Pawnee Mental Health Services, USA

Title: A suggested technique for coupling breathing awareness with imagery and word-thought production

Abstract

Breathing awareness involves a number of separate brain regions. It is hypothesized that the mental exercise of producing an image with each breath can involve the brain more fully with producing images than would the production of an equivalent number of images which aren’t coupled to one’s breaths. It is similarly hypothesized that the mental exercise of producing a word or group of words with each breath, with the goal of creating a purposeful narrative, can involve the brain more fully with word-thought production than would the production of an equivalent number of words intended to create a purposeful narrative which aren’t coupled to one’s breaths. 

Biography

Dan Gollub has a master's degree in psychology and has worked as a psychologist. He has published research speculating about the mind's functioning, including an original approach of his to interpreting dreams.

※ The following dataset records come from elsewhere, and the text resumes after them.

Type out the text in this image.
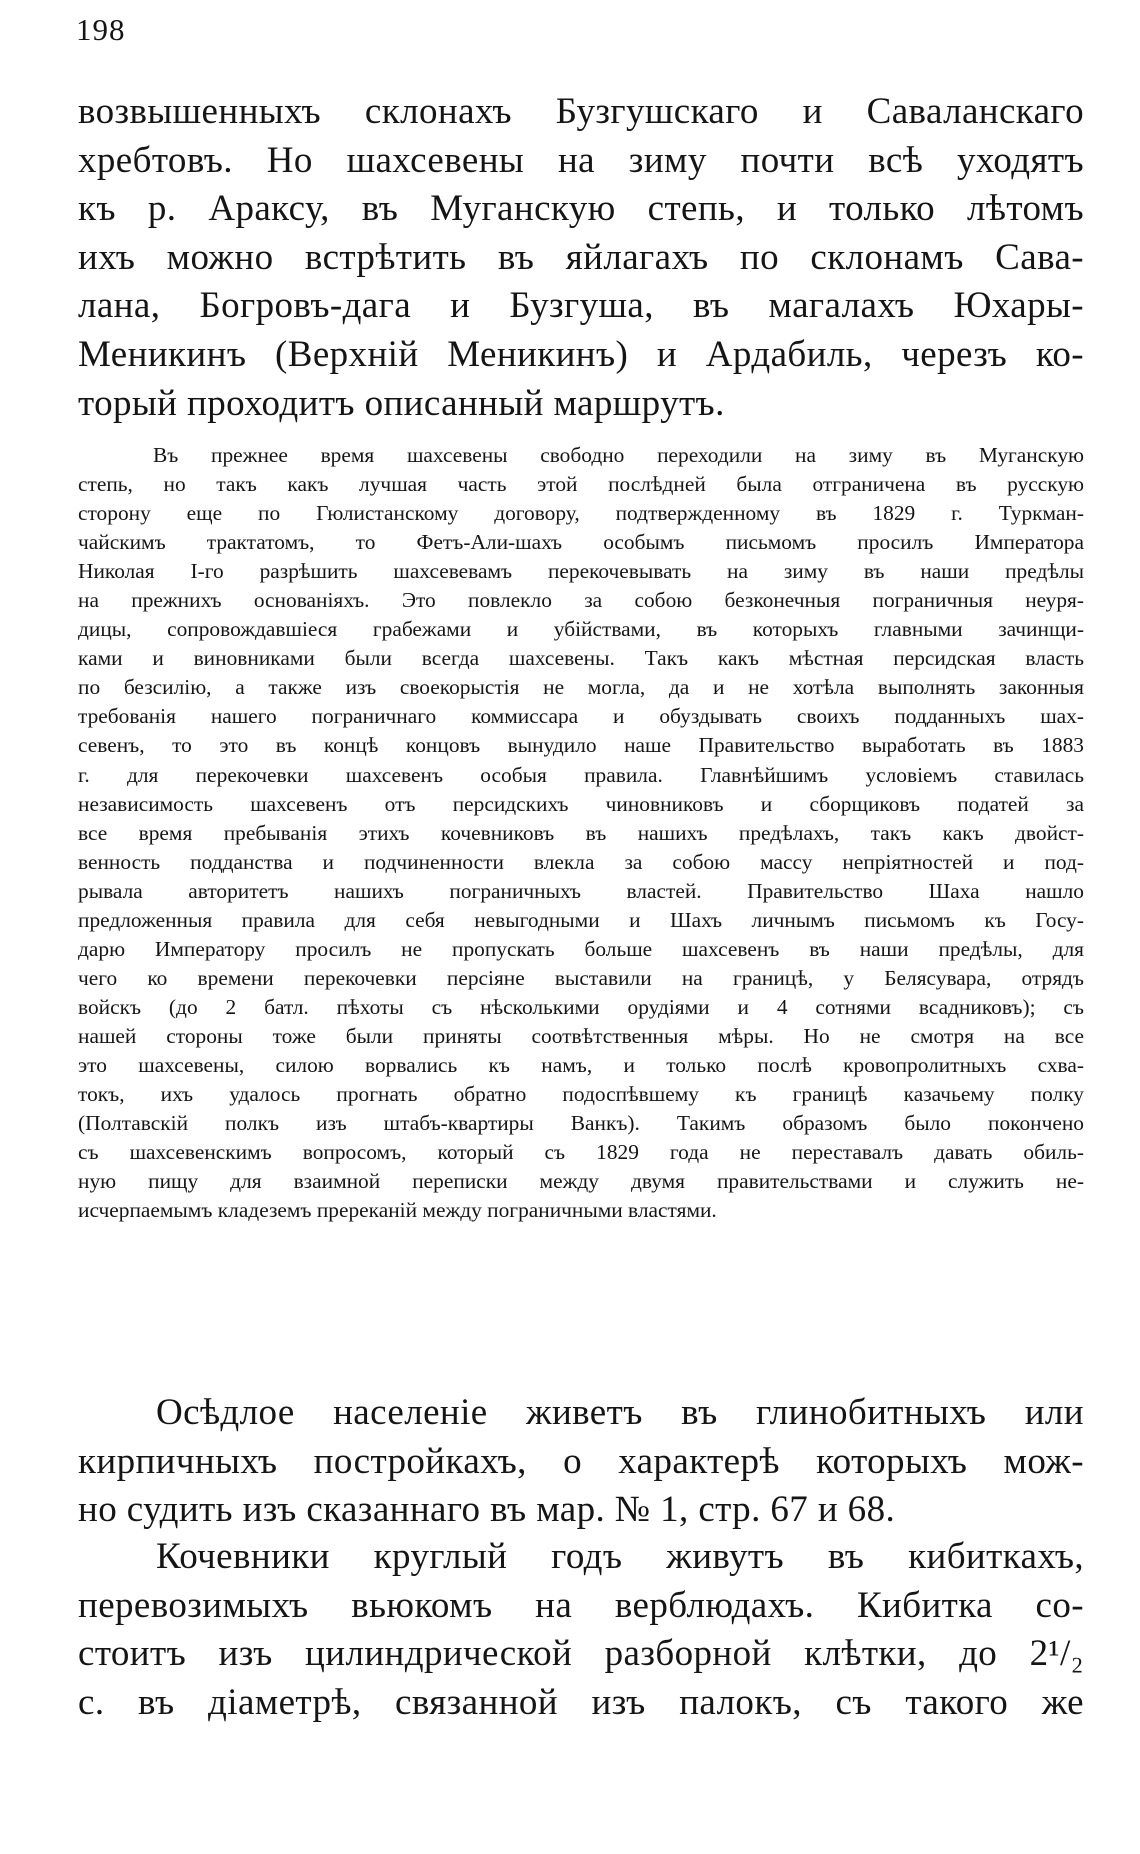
198
возвышенныхъ склонахъ Бузгушскаго и Саваланскаго
хребтовъ. Но шахсевены на зиму почти всѣ уходятъ
къ р. Араксу, въ Муганскую степь, и только лѣтомъ
ихъ можно встрѣтить въ яйлагахъ по склонамъ Сава-
лана, Богровъ-дага и Бузгуша, въ магалахъ Юхары-
Меникинъ (Верхній Меникинъ) и Ардабиль, черезъ ко-
торый проходитъ описанный маршрутъ.
Въ прежнее время шахсевены свободно переходили на зиму въ Муганскую
степь, но такъ какъ лучшая часть этой послѣдней была отграничена въ русскую
сторону еще по Гюлистанскому договору, подтвержденному въ 1829 г. Туркман-
чайскимъ трактатомъ, то Фетъ-Али-шахъ особымъ письмомъ просилъ Императора
Николая I-го разрѣшить шахсевевамъ перекочевывать на зиму въ наши предѣлы
на прежнихъ основаніяхъ. Это повлекло за собою безконечныя пограничныя неуря-
дицы, сопровождавшіеся грабежами и убійствами, въ которыхъ главными зачинщи-
ками и виновниками были всегда шахсевены. Такъ какъ мѣстная персидская власть
по безсилію, а также изъ своекорыстія не могла, да и не хотѣла выполнять законныя
требованія нашего пограничнаго коммиссара и обуздывать своихъ подданныхъ шах-
севенъ, то это въ концѣ концовъ вынудило наше Правительство выработать въ 1883
г. для перекочевки шахсевенъ особыя правила. Главнѣйшимъ условіемъ ставилась
независимость шахсевенъ отъ персидскихъ чиновниковъ и сборщиковъ податей за
все время пребыванія этихъ кочевниковъ въ нашихъ предѣлахъ, такъ какъ двойст-
венность подданства и подчиненности влекла за собою массу непріятностей и под-
рывала авторитетъ нашихъ пограничныхъ властей. Правительство Шаха нашло
предложенныя правила для себя невыгодными и Шахъ личнымъ письмомъ къ Госу-
дарю Императору просилъ не пропускать больше шахсевенъ въ наши предѣлы, для
чего ко времени перекочевки персіяне выставили на границѣ, у Белясувара, отрядъ
войскъ (до 2 батл. пѣхоты съ нѣсколькими орудіями и 4 сотнями всадниковъ); съ
нашей стороны тоже были приняты соотвѣтственныя мѣры. Но не смотря на все
это шахсевены, силою ворвались къ намъ, и только послѣ кровопролитныхъ схва-
токъ, ихъ удалось прогнать обратно подоспѣвшему къ границѣ казачьему полку
(Полтавскій полкъ изъ штабъ-квартиры Ванкъ). Такимъ образомъ было покончено
съ шахсевенскимъ вопросомъ, который съ 1829 года не переставалъ давать обиль-
ную пищу для взаимной переписки между двумя правительствами и служить не-
исчерпаемымъ кладеземъ пререканій между пограничными властями.
Осѣдлое населеніе живетъ въ глинобитныхъ или
кирпичныхъ постройкахъ, о характерѣ которыхъ мож-
но судить изъ сказаннаго въ мар. № 1, стр. 67 и 68.
Кочевники круглый годъ живутъ въ кибиткахъ,
перевозимыхъ вьюкомъ на верблюдахъ. Кибитка со-
стоитъ изъ цилиндрической разборной клѣтки, до 2¹/₂
с. въ діаметрѣ, связанной изъ палокъ, съ такого же
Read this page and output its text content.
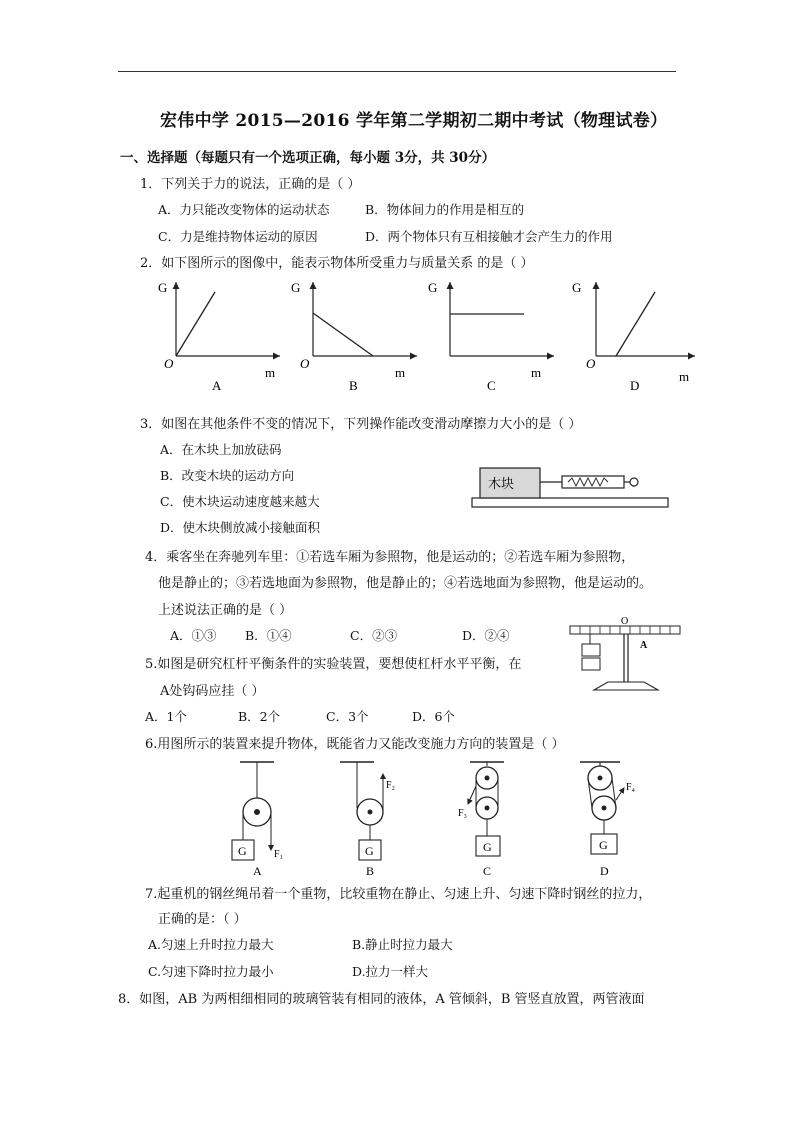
宏伟中学 2015—2016 学年第二学期初二期中考试（物理试卷）
一、选择题（每题只有一个选项正确，每小题 3分，共 30分）
1．下列关于力的说法，正确的是（ ）
A．力只能改变物体的运动状态	B．物体间力的作用是相互的
C．力是维持物体运动的原因	D．两个物体只有互相接触才会产生力的作用
2．如下图所示的图像中，能表示物体所受重力与质量关系 的是（ ）
G
O
m
A
G
O
m
B
G
m
C
G
O
m
D
3．如图在其他条件不变的情况下，下列操作能改变滑动摩擦力大小的是（ ）
A．在木块上加放砝码
B．改变木块的运动方向
C．使木块运动速度越来越大
D．使木块侧放减小接触面积
木块
4．乘客坐在奔驰列车里：①若选车厢为参照物，他是运动的；②若选车厢为参照物，
他是静止的；③若选地面为参照物，他是静止的；④若选地面为参照物，他是运动的。
上述说法正确的是（ ）
A．①③ B．①④	C．②③	D．②④
O
A
5.如图是研究杠杆平衡条件的实验装置，要想使杠杆水平平衡，在
A处钩码应挂（ ）
A．1个	B．2个	C．3个	D．6个
6.用图所示的装置来提升物体，既能省力又能改变施力方向的装置是（ ）
G	F₁
A
F₂
G
B
F₃
G
C
F₄
G
D
7.起重机的钢丝绳吊着一个重物，比较重物在静止、匀速上升、匀速下降时钢丝的拉力，
正确的是：（ ）
A.匀速上升时拉力最大	B.静止时拉力最大
C.匀速下降时拉力最小	D.拉力一样大
8．如图，AB 为两相细相同的玻璃管装有相同的液体，A 管倾斜，B 管竖直放置，两管液面
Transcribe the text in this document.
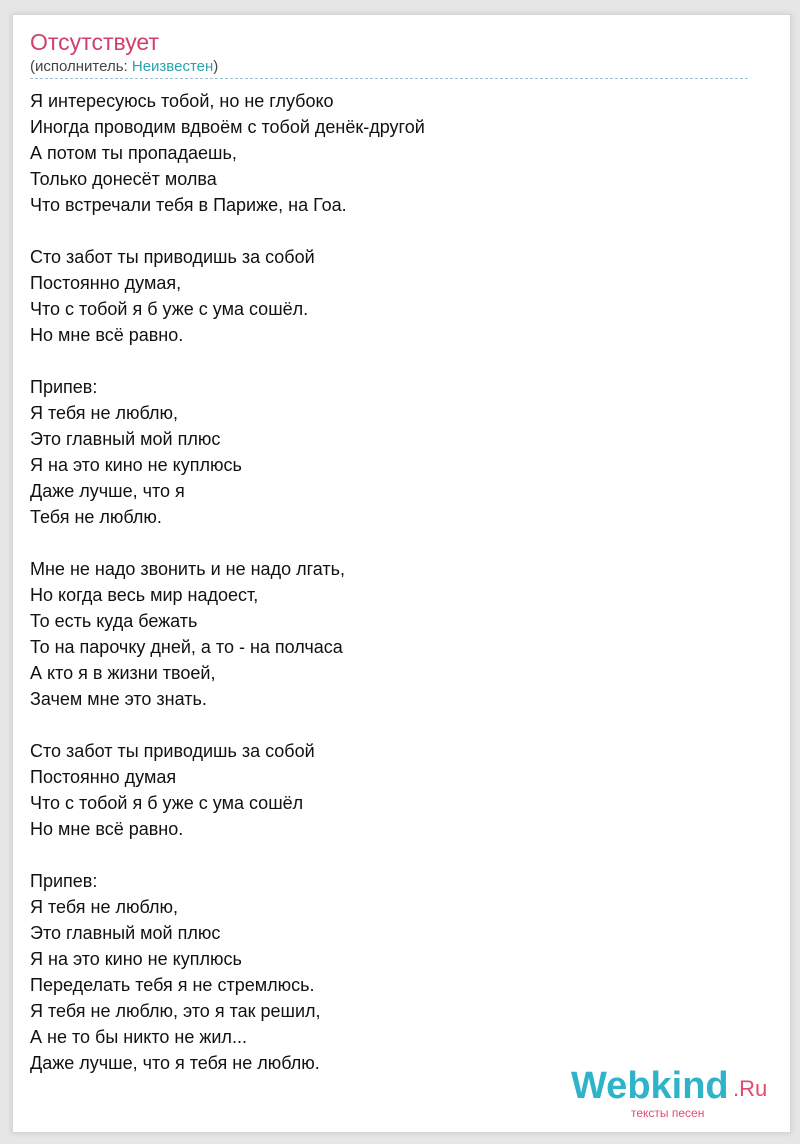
Отсутствует
(исполнитель: Неизвестен)
Я интересуюсь тобой, но не глубоко
Иногда проводим вдвоём с тобой денёк-другой
А потом ты пропадаешь,
Только донесёт молва
Что встречали тебя в Париже, на Гоа.
Сто забот ты приводишь за собой
Постоянно думая,
Что с тобой я б уже с ума сошёл.
Но мне всё равно.
Припев:
Я тебя не люблю,
Это главный мой плюс
Я на это кино не куплюсь
Даже лучше, что я
Тебя не люблю.
Мне не надо звонить и не надо лгать,
Но когда весь мир надоест,
То есть куда бежать
То на парочку дней, а то - на полчаса
А кто я в жизни твоей,
Зачем мне это знать.
Сто забот ты приводишь за собой
Постоянно думая
Что с тобой я б уже с ума сошёл
Но мне всё равно.
Припев:
Я тебя не люблю,
Это главный мой плюс
Я на это кино не куплюсь
Переделать тебя я не стремлюсь.
Я тебя не люблю, это я так решил,
А не то бы никто не жил...
Даже лучше, что я тебя не люблю.
Webkind .Ru
тексты песен
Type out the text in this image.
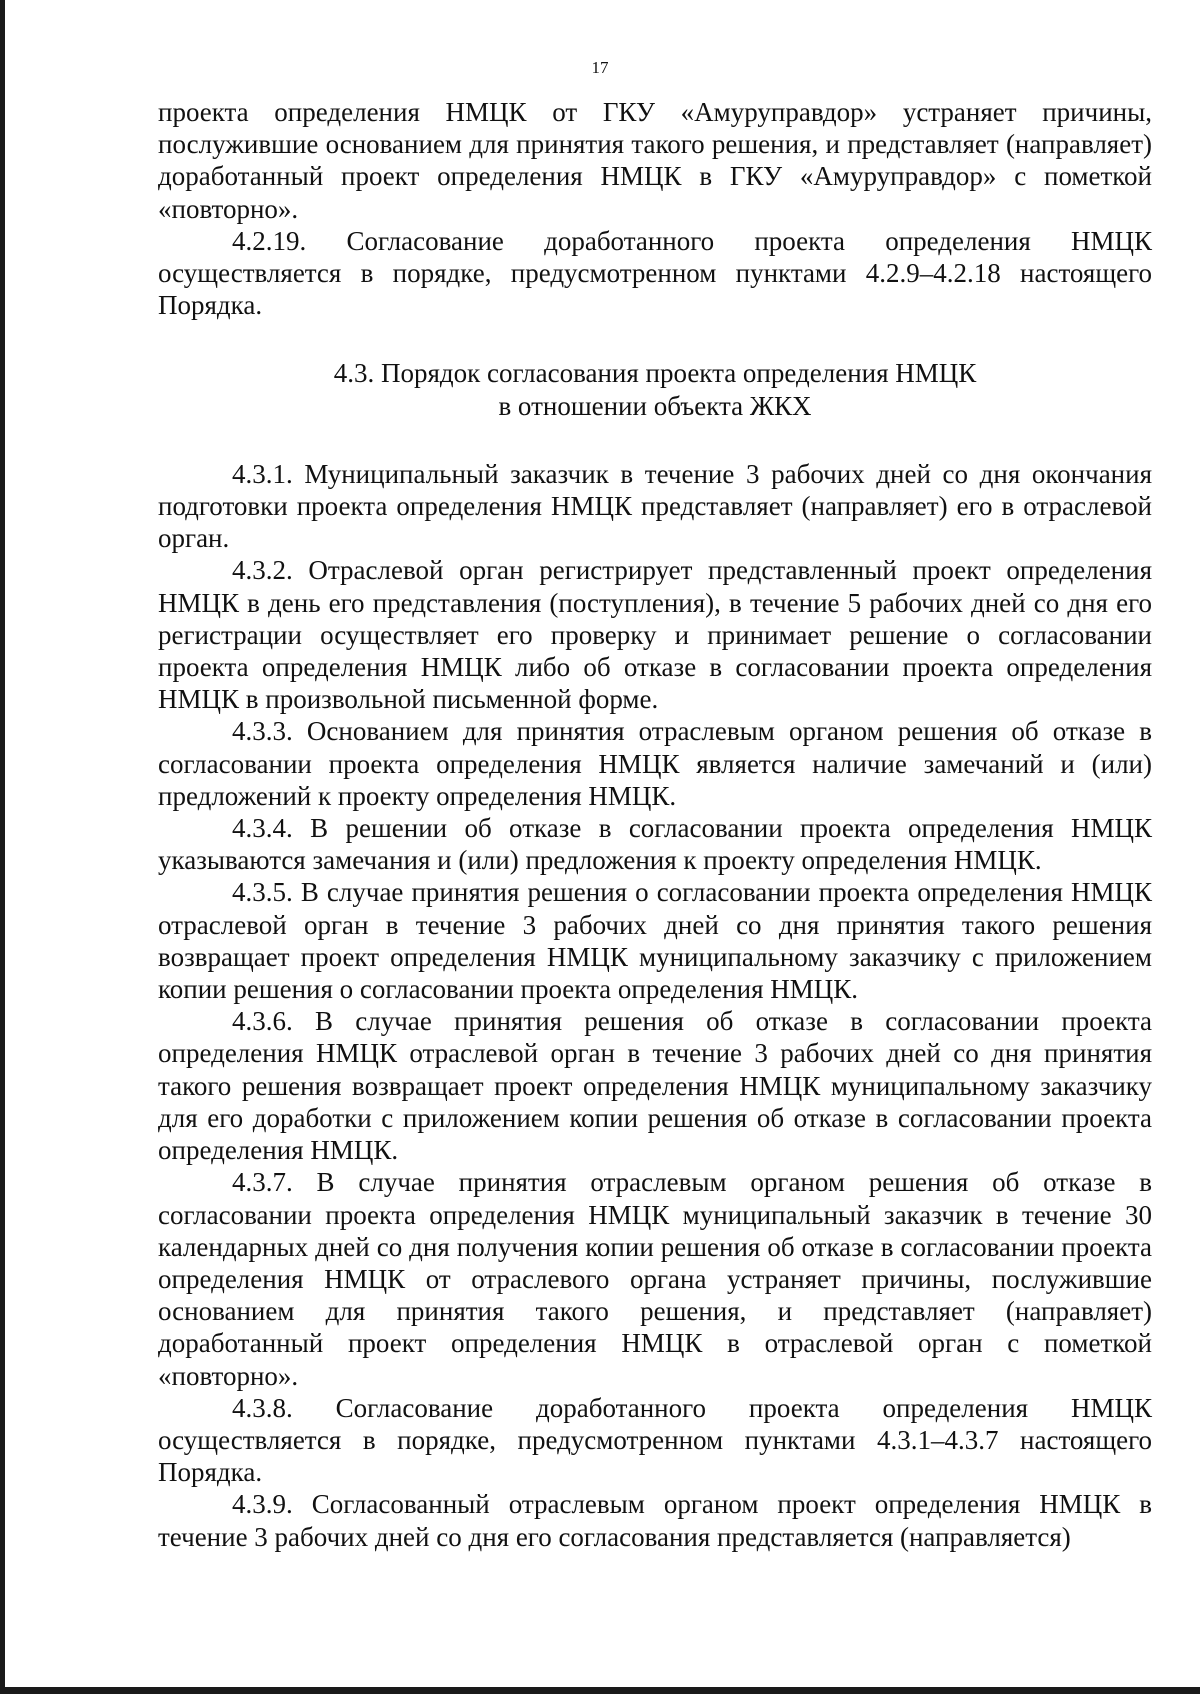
17

проекта определения НМЦК от ГКУ «Амуруправдор» устраняет причины, послужившие основанием для принятия такого решения, и представляет (направляет) доработанный проект определения НМЦК в ГКУ «Амуруправдор» с пометкой «повторно».

4.2.19. Согласование доработанного проекта определения НМЦК осуществляется в порядке, предусмотренном пунктами 4.2.9–4.2.18 настоящего Порядка.

4.3. Порядок согласования проекта определения НМЦК
в отношении объекта ЖКХ

4.3.1. Муниципальный заказчик в течение 3 рабочих дней со дня окончания подготовки проекта определения НМЦК представляет (направляет) его в отраслевой орган.

4.3.2. Отраслевой орган регистрирует представленный проект определения НМЦК в день его представления (поступления), в течение 5 рабочих дней со дня его регистрации осуществляет его проверку и принимает решение о согласовании проекта определения НМЦК либо об отказе в согласовании проекта определения НМЦК в произвольной письменной форме.

4.3.3. Основанием для принятия отраслевым органом решения об отказе в согласовании проекта определения НМЦК является наличие замечаний и (или) предложений к проекту определения НМЦК.

4.3.4. В решении об отказе в согласовании проекта определения НМЦК указываются замечания и (или) предложения к проекту определения НМЦК.

4.3.5. В случае принятия решения о согласовании проекта определения НМЦК отраслевой орган в течение 3 рабочих дней со дня принятия такого решения возвращает проект определения НМЦК муниципальному заказчику с приложением копии решения о согласовании проекта определения НМЦК.

4.3.6. В случае принятия решения об отказе в согласовании проекта определения НМЦК отраслевой орган в течение 3 рабочих дней со дня принятия такого решения возвращает проект определения НМЦК муниципальному заказчику для его доработки с приложением копии решения об отказе в согласовании проекта определения НМЦК.

4.3.7. В случае принятия отраслевым органом решения об отказе в согласовании проекта определения НМЦК муниципальный заказчик в течение 30 календарных дней со дня получения копии решения об отказе в согласовании проекта определения НМЦК от отраслевого органа устраняет причины, послужившие основанием для принятия такого решения, и представляет (направляет) доработанный проект определения НМЦК в отраслевой орган с пометкой «повторно».

4.3.8. Согласование доработанного проекта определения НМЦК осуществляется в порядке, предусмотренном пунктами 4.3.1–4.3.7 настоящего Порядка.

4.3.9. Согласованный отраслевым органом проект определения НМЦК в течение 3 рабочих дней со дня его согласования представляется (направляется)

His basic concept about dreams is that they follow an unvarying emotional pattern. The beginning of every dream depicts what the inner self loves, the early-middle section shows what is desired, the late-middle section is what is undesirable, and the ending is what is hated. Some dreams seem to have happy endings, but that seemingly-positive sentiment is opposite to the dreamer's true emotional reality and accordingly the inner self is lamenting the inappropriateness of that sentiment. As an example, a morbidly obese person might laugh at the end of a dream about being so overweight.